Marino opposes the request for sanctions. Among other things, she claims that she did not appeal in bad faith or with intent to harass, that she is pro se, that she had no notice that her arguments were frivolous, and that her actions did not cause any delay. She does not contend that she cannot pay the amount requested, and she has not questioned the government's evidence.

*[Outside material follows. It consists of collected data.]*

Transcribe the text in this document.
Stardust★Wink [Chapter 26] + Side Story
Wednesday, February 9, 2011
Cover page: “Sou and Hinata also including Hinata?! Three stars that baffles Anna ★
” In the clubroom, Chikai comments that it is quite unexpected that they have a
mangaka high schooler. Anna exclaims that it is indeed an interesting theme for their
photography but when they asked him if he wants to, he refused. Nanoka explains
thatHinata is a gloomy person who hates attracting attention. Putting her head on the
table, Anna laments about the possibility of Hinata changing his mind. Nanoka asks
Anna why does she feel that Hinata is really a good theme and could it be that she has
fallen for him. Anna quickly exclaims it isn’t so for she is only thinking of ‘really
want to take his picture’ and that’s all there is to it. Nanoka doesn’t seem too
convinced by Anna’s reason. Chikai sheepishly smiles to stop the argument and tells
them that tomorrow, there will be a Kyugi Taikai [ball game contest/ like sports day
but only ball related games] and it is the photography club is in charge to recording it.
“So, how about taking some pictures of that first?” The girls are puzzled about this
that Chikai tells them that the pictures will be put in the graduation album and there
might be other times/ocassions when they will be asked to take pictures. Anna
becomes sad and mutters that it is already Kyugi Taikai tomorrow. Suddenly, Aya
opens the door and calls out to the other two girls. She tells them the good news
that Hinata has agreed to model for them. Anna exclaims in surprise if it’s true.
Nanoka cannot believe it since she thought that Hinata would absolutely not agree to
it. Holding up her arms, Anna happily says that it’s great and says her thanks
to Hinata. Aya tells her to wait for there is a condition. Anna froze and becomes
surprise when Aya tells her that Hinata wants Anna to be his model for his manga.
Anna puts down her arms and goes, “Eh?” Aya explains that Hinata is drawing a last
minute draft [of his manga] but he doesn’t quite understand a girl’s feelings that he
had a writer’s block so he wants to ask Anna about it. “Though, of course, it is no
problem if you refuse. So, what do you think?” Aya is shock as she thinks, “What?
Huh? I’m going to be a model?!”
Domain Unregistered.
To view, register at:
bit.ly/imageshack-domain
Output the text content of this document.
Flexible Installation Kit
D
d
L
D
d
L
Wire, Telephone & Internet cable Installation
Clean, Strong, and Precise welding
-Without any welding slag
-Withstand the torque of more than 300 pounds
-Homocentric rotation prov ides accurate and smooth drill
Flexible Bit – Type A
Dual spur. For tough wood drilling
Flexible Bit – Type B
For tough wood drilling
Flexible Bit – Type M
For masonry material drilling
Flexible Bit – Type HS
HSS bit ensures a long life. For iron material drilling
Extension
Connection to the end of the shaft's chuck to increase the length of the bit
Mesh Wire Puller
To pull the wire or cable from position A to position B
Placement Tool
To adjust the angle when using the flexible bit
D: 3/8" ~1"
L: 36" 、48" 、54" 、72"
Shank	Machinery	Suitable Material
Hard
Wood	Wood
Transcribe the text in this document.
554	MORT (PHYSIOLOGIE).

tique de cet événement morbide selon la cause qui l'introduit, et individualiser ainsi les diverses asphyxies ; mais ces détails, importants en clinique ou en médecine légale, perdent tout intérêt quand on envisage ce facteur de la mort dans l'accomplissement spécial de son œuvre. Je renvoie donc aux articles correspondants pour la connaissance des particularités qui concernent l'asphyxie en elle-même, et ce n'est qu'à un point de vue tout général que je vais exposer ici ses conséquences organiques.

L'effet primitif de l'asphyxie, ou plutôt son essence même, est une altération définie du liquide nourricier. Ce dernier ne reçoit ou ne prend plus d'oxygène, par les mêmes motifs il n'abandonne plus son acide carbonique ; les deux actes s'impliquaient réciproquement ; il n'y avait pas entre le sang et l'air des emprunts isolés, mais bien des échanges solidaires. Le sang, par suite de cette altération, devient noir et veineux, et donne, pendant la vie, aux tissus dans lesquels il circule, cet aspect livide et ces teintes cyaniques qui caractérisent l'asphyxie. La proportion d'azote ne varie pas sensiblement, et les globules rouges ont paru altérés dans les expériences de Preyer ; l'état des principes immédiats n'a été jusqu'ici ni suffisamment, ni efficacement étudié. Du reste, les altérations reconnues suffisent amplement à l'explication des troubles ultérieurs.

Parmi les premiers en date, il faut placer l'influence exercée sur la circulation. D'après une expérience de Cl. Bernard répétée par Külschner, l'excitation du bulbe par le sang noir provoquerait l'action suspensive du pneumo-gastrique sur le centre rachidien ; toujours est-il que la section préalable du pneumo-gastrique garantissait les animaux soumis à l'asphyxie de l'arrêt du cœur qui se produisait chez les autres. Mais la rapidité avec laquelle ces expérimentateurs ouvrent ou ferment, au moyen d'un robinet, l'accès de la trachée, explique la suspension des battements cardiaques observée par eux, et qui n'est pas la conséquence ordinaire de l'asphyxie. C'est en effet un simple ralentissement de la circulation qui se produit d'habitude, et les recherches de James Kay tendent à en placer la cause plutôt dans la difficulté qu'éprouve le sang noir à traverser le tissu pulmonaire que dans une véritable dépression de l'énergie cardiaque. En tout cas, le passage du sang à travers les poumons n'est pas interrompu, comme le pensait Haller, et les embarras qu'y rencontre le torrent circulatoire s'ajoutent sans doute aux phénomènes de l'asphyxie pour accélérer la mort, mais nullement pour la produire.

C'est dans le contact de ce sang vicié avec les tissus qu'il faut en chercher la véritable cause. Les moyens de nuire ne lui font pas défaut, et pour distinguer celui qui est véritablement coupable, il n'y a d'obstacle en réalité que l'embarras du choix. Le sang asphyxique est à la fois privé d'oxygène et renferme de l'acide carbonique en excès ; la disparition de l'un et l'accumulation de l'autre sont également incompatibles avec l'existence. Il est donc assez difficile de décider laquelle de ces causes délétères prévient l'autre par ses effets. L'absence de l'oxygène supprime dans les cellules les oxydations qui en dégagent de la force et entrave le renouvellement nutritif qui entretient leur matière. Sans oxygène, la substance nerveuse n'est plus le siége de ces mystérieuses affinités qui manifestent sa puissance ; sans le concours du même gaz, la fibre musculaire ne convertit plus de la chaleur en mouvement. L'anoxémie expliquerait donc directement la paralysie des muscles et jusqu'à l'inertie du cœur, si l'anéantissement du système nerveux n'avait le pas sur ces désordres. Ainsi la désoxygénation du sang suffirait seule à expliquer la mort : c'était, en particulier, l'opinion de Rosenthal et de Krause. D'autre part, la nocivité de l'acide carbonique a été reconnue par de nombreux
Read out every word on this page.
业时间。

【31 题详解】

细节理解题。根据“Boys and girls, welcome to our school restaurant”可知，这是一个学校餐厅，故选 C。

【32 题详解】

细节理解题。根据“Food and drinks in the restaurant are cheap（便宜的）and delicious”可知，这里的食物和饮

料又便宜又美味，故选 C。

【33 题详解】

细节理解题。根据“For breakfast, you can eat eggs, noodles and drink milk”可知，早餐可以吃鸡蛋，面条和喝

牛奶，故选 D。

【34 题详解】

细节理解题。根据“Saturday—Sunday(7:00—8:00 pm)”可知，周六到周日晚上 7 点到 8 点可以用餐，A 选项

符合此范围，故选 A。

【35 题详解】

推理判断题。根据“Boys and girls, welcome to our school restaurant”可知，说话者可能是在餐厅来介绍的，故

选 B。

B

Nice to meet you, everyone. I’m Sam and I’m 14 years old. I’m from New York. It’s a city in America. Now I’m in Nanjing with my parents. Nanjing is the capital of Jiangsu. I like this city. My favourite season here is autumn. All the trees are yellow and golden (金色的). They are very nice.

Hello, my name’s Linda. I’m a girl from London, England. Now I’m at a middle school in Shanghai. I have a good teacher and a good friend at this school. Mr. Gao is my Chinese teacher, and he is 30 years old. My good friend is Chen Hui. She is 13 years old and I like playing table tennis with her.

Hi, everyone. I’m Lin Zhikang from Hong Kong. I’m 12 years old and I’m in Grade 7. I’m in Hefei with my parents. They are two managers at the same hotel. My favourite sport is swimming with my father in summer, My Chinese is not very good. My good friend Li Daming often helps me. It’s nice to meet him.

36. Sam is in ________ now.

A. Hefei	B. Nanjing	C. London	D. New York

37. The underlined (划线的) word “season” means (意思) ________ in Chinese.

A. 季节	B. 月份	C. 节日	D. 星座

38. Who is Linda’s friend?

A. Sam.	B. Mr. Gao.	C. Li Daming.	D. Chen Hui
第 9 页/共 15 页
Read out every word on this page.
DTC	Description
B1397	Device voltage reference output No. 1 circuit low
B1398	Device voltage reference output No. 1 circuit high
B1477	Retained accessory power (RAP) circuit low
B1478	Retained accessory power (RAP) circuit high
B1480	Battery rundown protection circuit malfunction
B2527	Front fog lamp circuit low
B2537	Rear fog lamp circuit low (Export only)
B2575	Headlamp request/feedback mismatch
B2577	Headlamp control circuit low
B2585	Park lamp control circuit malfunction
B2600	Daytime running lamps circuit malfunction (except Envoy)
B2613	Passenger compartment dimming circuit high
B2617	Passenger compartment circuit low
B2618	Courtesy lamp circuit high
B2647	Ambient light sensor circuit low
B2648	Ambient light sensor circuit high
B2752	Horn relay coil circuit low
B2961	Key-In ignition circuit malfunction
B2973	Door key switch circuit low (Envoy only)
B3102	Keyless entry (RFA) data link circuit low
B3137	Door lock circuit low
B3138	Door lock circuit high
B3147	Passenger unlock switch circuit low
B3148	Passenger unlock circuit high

Marino's objections lack merit. Sanctions are appropriate whenever the appeal, objectively viewed, is completely frivolous, as it was in this instance. J. Moore, 16A Federal Practice & Procedure, § 3984.1, at 647-50 (3d ed.2003) (stating that subjective motivation is irrelevant where an appeal is "utterly without merit"). Moreover, we have routinely sanctioned pro se taxpayers who pursue frivolous appeals. E.g., Kelly v. United States, 789 F.2d 94, 98 (1st Cir. 1986) (per curiam). While imposing double costs in past cases, we have warned that filing frivolous appeals will expose pro se taxpayers to "the full range of sanctions," including a flat damages award in lieu of attorney's fees and costs. Lefebvre v. Commissioner, 830 F.2d 417, 420, 421 (1st Cir.1987) (per curiam). Other circuits have routinely imposed the latter-type flat sanction in frivolous taxpayer appeals, id. at 420 & n. 4 (citing the cases).
The government's request for a lump sum sanction is reasonable. We see no point in requiring the government to submit a detailed statement of its fees and costs, which would prolong the present proceedings at further expense to the government and this court. See Parker v. Commissioner, 117 F.3d 785, 787 (5th Cir. 1997) (per curiam) (describing the advantages of making a lump sum award under Rule 38).
The $4,000 sanction requested by the government — which may be less than its actual cost of defending this appeal — is also reasonable. However, because this is the first case involving a pro se taxpayer in which we impose a significantly higher sanction than double costs, we set the sanction in this instance at $2,000. We warn those who may contemplate filing frivolous appeals in similar egregiously meritless cases of this type that, when warranted, we may well be expected to impose the figure of at least $4,000 in future such appeals.
Affirmed. A sanction of $2,000 is imposed on the appellant. See Fed. R.App. P. 38; 28 U.S.C. § 1912.